Also, there's still a good chance the scans miss fetal abnormalities, which are important for expectant parents to know so they can make informed decisions. According to Dr. David Lloyd, a clinical fellow working on the new scanning technology called the iFIND project, only around half of all congenital abnormalities are picked up by 20-week ultrasound scans.
A huge reason it's so hard to get the high-quality 3-D images is because current ultrasound technologies only have a single probe. Sonographers only have one hand to hold the probe while their other hand changes settings on the ultrasound system.
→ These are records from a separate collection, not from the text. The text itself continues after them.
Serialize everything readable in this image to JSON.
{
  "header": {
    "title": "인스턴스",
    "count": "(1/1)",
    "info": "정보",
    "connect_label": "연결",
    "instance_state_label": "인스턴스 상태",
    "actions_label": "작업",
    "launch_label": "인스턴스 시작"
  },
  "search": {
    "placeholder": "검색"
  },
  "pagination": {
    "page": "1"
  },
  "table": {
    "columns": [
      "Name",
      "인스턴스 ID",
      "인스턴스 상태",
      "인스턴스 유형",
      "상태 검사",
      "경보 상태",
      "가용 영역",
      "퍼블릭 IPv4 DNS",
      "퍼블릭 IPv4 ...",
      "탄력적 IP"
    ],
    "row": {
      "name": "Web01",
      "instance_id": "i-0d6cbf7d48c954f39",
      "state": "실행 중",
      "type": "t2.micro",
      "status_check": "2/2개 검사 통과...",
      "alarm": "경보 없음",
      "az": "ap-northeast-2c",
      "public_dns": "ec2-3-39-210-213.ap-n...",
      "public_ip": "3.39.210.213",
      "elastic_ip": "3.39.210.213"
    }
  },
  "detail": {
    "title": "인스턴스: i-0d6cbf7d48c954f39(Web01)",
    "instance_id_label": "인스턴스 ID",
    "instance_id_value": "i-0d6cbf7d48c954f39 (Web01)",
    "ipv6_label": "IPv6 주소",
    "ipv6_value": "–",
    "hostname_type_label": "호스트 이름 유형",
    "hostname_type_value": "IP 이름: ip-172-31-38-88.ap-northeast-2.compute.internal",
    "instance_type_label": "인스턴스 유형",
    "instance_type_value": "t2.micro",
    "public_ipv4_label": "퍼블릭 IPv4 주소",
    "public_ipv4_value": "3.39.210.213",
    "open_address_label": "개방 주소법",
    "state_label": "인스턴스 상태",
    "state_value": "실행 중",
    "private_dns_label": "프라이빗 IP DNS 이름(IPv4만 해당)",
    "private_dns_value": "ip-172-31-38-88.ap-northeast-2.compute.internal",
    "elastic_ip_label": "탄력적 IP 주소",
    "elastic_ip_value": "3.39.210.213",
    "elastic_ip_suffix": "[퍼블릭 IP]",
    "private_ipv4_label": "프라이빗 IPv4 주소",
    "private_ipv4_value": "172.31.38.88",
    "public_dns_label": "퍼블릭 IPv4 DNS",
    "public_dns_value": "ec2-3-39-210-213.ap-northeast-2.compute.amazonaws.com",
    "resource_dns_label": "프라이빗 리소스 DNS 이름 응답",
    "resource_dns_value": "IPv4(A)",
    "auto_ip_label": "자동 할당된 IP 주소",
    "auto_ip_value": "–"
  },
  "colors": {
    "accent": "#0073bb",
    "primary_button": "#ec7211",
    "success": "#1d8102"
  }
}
The iFIND is hoping to fix that. The $10 million project, funded by the Wellcome Trust and the Engineering and Physical Sciences Research Council, aims to use robotic systems (so humans no longer have to hold probes) and have multiple ultrasound probes that move around the top of the mom's womb to get the best images. The new system also automatically corrects small fetal movements to create clearer images.
It's not easy to "see" through the parts of the fetus with ultrasounds. But with MRIs, which use a strong magnetic field and radio wave and is safe to use in pregnancy, it's easier to see inside the body beyond the bone, muscle or fat. So the London-based iFIND team of researchers and clinicians combined techniques in ultrasound, MRI and computing to create the most detailed 20-week images ever.
They even created a 24-second video of one of their trial scans and gave it to ChannelMum.com to share with pregnant moms worldwide. The video is of a 20-week-old fetus of an anonymous mom. It's freakin' mind-blowing as you watch the fetus fiddle with the umbilical cord, turn its head and even kick Mom with both legs.